April 26, 2024

The 70s 80s 90s Blog

Three Decades of History with TV historian Tony McMahon

Toxteth riots: Liverpool University attacked

3 min read
After the Toxteth riots, Liverpool University decided to invite Chief Constable Kenneth Oxford to address the Law Society leading to a protest
Toxteth riot 1981

In the aftermath of the Toxteth riots, Liverpool University became the target of community anger over a decision to invite Chief Constable Kenneth Oxford to speak on the campus.

The Law Society took the decision to have Oxford address law students at the Moot Room. This was a part of the university precinct that bordered right on to Toxteth. So the local community organisations didn’t have to walk very far to make their feelings known.

We had all arrived at the university for the new term of 1981/82 with full knowledge of the violence that had gripped Toxteth during the riots. Coming in from the halls of residence on the college bus, you couldn’t miss the widespread damage along Upper Parliament Street and down the side streets. I certainly didn’t!

Kenneth Oxford and the Toxteth riots

Kenneth Oxford was a taciturn figure whose relationship with Toxteth and the local Labour Party – which would soon take over the city council – was dire. Quotes attributed to him, that he denied, suggested he had a less than sympathetic view of the ethnic minorities living in Toxteth.

The university was, it must be said, much more socially exclusive in the early 1980s. There were BAME students but the balance was still overwhelmingly middle-class and white. A much lower percentage of the population went into university education at that time. This might, in part, explain a certain insensitivity towards holding such an event at that time.

Before Oxford spoke, a spokeswoman from the Liverpool 8 Defence Committee was allowed to make a statement.  She proposed that Oxford be turned away because he was responsible for the ‘murder’ of David Moore (a disabled youth who died during the riots after being hit by a police van), the use of CS gas (first time on the British mainland – it had been used in Northern Ireland) and the report he himself had done on the riots was, the spokeswoman opined, a ‘whitewash’.  Her motion was rejected “with a loud ‘no’ from the floor” and no vote needed to be taken.

Oxford got on with his speech saying that the police didn’t go out of their way to recruit racists and he felt the main problem facing him was a lack of finance and the attitude of the community.  It was noted that he didn’t think there was anything seriously wrong within the force itself.

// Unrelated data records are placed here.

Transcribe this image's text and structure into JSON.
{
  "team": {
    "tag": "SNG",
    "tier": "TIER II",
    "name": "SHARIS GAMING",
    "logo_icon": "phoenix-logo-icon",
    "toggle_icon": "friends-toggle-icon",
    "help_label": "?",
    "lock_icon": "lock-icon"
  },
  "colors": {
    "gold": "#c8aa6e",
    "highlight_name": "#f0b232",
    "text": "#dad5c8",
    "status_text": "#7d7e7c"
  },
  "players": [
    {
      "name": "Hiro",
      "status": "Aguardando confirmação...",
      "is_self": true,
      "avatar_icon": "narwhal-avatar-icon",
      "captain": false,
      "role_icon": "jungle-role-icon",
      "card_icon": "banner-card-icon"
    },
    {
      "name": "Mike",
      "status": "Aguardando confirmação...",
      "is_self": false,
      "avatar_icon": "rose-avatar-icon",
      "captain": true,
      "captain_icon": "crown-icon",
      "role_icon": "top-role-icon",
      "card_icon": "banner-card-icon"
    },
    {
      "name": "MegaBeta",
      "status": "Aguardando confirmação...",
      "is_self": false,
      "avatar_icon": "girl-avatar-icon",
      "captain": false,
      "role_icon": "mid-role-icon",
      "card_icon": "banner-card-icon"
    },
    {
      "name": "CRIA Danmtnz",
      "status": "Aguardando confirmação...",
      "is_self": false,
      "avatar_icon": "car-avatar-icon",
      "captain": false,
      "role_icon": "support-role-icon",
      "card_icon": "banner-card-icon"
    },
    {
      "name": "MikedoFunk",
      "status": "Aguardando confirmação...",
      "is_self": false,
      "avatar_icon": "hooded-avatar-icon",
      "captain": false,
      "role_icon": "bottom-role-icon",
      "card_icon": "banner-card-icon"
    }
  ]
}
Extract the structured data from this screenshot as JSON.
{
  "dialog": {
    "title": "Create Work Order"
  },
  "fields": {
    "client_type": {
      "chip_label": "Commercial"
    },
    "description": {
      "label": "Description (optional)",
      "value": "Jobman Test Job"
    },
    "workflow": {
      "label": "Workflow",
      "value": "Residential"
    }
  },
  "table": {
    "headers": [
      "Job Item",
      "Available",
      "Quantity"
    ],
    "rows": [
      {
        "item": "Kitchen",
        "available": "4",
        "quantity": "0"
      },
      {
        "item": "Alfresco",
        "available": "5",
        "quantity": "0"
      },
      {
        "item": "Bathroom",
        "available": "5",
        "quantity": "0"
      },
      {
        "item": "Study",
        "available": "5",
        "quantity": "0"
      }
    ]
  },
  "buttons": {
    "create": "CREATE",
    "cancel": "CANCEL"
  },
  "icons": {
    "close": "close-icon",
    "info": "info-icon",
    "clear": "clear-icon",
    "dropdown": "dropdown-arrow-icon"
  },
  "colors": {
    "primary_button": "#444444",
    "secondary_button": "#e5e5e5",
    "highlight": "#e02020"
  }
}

DISCOVER: July 1981 – when Britain went a bit mad

Toxteth riots aftermath at the university

He hadn’t concluded his remarks when about thirty members of the L8DC burst in to the Moot Room, where the meeting was being held, screaming “Fucking burn the police!”, “Fucking University”, “Burn the Place Down!” and “Students are guests in this city”.  Carl Chapman, vice-president of the Law Society, tried to encourage the protestors to leave but only when Oxford himself departed early, did the room empty out.

Buildings around the precinct were subsequently daubed with comments to the effect that the student body was racist.  This wasn’t the only time that the university was subject to spray can comments from locals.  Professor Patrick Minford in the Economics Department was one of Thatcher’s key advisers and his call for massive public expenditure cuts met with a graffiti response in jumbo-sized letters all over the faculty exterior.